Last updated on March 1st, 2018
When I was at New Delhi, I made sure to visit one of the most iconic temples of the city, the Lotus Temple. I have heard so much about it. I have seen so many wonderful pictures of it. But this time, I want to have a personal experience of visiting it.
But it took almost two hours from a hotel I stayed at New Delhi to get there at Lotus Temple. If there was no traffic jams, it would have taken less.
There is security check at its peripheral entrance. I was worried and waited to see if they are allowing cameras and phones. But cameras and phones are allowed.
My taxi driver was telling me to take out my shoes and keep them inside the taxi. When I could see many people calmly entering with shoes and slippers, my bare foot made few look at me.
The driver was right, I cannot get inside the temple with shoes. And the worst thing, I was not even allowed to keep them outside. We have to carry ourselves for which we have to buy sacks at the temple’s doorsteps.
The symbolic meanings of Lotus Temple, New Delhi
Did you ever wonder why this temple is in the shape of a lotus flower specifically? Why its architectural design isn’t in other flowers, that are perhaps better than lotus?
Because we know there are many flowers that are sweeter and more beautiful than lotus. Lotus flowers grow in a muddy and marshy land which are not clean. And moreover, why is it in blooming mode and not in a shape of bud?
To get answer all above questions, we must read a long note given on a marble pedestal standing before entry door.
The note says that Lotus Temple is one of the principal houses of worship in India. And it was constructed under the guiding principles of Bahai religion. This religion is all about striving for oneness; oneness of religions, oneness of Gods and oneness of Mankind.

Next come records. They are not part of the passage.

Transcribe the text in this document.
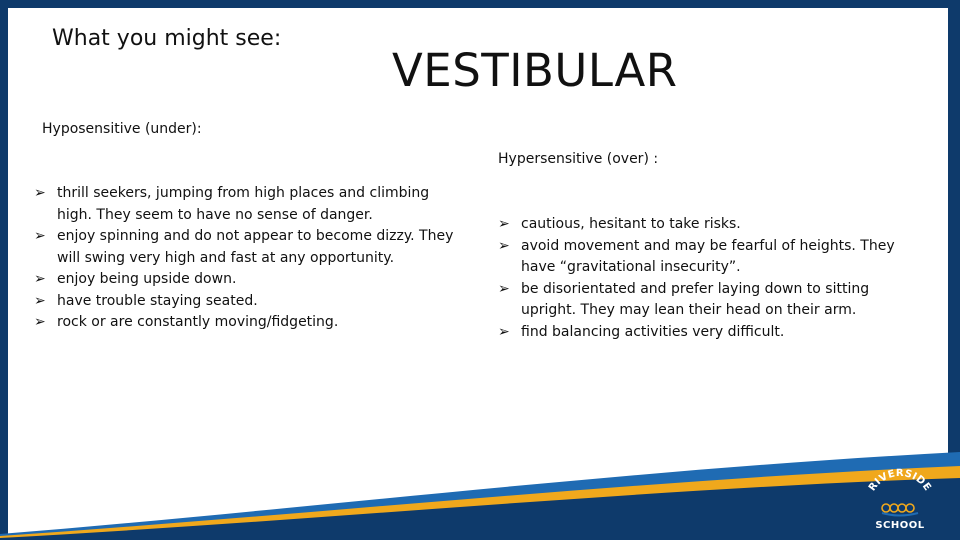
What you might see:
VESTIBULAR
Hyposensitive (under):
➢ thrill seekers, jumping from high places and climbing high. They seem to have no sense of danger.
➢ enjoy spinning and do not appear to become dizzy. They will swing very high and fast at any opportunity.
➢ enjoy being upside down.
➢ have trouble staying seated.
➢ rock or are constantly moving/fidgeting.
Hypersensitive (over) :
➢ cautious, hesitant to take risks.
➢ avoid movement and may be fearful of heights. They have “gravitational insecurity”.
➢ be disorientated and prefer laying down to sitting upright. They may lean their head on their arm.
➢ find balancing activities very difficult.
RIVERSIDE
SCHOOL
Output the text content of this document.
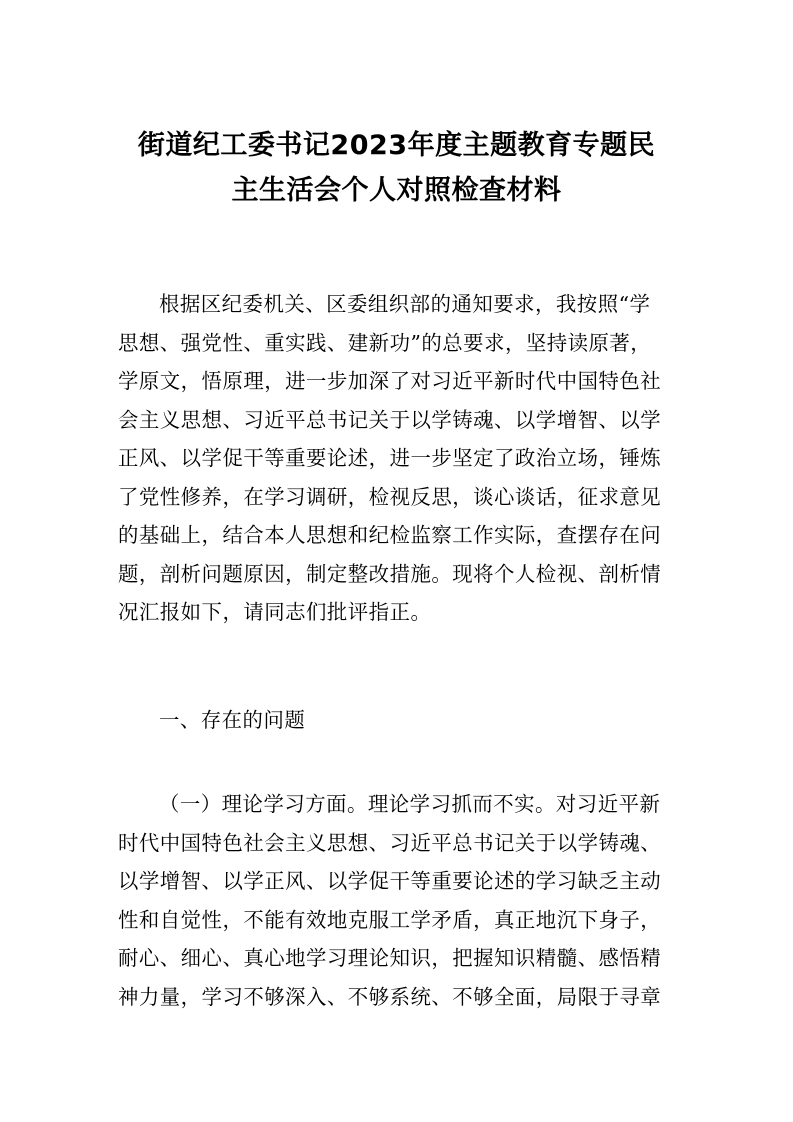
街道纪工委书记2023年度主题教育专题民
主生活会个人对照检查材料
根据区纪委机关、区委组织部的通知要求，我按照“学
思想、强党性、重实践、建新功”的总要求，坚持读原著，
学原文，悟原理，进一步加深了对习近平新时代中国特色社
会主义思想、习近平总书记关于以学铸魂、以学增智、以学
正风、以学促干等重要论述，进一步坚定了政治立场，锤炼
了党性修养，在学习调研，检视反思，谈心谈话，征求意见
的基础上，结合本人思想和纪检监察工作实际，查摆存在问
题，剖析问题原因，制定整改措施。现将个人检视、剖析情
况汇报如下，请同志们批评指正。
一、存在的问题
（一）理论学习方面。理论学习抓而不实。对习近平新
时代中国特色社会主义思想、习近平总书记关于以学铸魂、
以学增智、以学正风、以学促干等重要论述的学习缺乏主动
性和自觉性，不能有效地克服工学矛盾，真正地沉下身子，
耐心、细心、真心地学习理论知识，把握知识精髓、感悟精
神力量，学习不够深入、不够系统、不够全面，局限于寻章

The person who engineered this Lotus Temple has indeed picked the ‘Lotus Flower’ design as this flower is a symbol of purity, oneness and tolerance in religions like Buddhism, Christianity, Hinduism, Jainism and Islam.

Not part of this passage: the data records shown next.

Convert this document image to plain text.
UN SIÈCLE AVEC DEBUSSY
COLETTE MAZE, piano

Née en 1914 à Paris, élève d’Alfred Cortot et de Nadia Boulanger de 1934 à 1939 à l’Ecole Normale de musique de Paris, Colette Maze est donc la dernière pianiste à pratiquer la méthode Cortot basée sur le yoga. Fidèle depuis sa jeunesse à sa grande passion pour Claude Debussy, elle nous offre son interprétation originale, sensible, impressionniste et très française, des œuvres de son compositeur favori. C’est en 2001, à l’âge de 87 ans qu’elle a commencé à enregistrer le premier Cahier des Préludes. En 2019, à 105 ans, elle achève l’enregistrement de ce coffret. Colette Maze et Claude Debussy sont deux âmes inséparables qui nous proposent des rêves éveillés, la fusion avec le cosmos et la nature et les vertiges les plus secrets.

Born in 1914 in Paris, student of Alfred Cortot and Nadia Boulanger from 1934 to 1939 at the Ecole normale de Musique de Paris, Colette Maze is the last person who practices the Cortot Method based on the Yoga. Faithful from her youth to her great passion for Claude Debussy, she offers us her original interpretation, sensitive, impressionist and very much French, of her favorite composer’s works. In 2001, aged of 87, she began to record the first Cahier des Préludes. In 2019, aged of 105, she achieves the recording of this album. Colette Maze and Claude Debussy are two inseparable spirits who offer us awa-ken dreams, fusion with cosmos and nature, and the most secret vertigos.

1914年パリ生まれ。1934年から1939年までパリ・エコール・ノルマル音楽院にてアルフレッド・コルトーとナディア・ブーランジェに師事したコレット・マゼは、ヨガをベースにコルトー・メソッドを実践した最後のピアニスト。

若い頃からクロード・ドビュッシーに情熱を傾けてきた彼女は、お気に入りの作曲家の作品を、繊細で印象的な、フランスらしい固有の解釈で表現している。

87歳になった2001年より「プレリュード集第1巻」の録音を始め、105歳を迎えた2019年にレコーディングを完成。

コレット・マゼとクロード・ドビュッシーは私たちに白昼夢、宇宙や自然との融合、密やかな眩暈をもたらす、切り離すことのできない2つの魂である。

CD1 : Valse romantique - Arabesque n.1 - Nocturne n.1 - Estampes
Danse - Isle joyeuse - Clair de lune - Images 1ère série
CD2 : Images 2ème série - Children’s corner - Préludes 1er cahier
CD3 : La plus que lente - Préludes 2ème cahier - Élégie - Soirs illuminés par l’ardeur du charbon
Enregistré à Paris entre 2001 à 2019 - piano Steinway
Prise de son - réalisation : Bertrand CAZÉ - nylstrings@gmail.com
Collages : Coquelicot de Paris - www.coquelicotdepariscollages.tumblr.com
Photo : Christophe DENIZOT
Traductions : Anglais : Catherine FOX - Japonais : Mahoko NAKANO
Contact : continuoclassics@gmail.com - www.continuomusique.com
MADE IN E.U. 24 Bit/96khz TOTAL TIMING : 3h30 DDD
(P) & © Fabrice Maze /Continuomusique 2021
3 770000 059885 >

Lotus flowers might grow in the worst environment; stinky, muddy and murky ponds. Yet it never fails to grow beautifully emitting sweet fragrance making it a symbol of purity and tolerance.
It’s scientifically proven that lotus flowers close their petals at evening. And during daybreak, they lift to sky and unfold their beautiful crown. This happens naturally without any external force or stimulation making lotus a symbol of oneness.
The principles of oneness at Lotus Temple, New Delhi
Lotus Temple at New Delhi is open to all people no matter which religion one follows. Indeed this temple isn’t under any specific religious organisation.
The main hall inside the temple doesn’t have any images or statues that are specific to just one religion. I would say the hall doesn’t look like a temple. It looks like a hall for conducting some social events. But that is what it takes to be one.
In the hall, a soothing chord is being played that channelizes our concentration to get into meditation. And I was told, even that hymn isn’t that of any religion.
What Lotus Temple has to offer for people visiting it?
When you see Lotus Temple, you are actually seeing one of the finest architectural creations of humanity. This famous cultural architecture in the design of blooming lotus not only offers you with a captivating sight but also a great hall of meditation.
There are historical details behind design, symbolic meanings, significance and many more of it. Visitors can explore them. Tourists can also try exploring specialty of its designs, materials thus used and its lighting system.
You may also try making walks around its complex on an even lawns. There also clean artificial water pool. And out of many, you’ll love Stuart orange trees with fruits even during off seasons.
Therefore, I can only say that Lotus Temple is not the house of worship, blossom of an inspirational architecture but also one of the places where scientific advantages are leveraged in good proportion to meet cultural desires of people.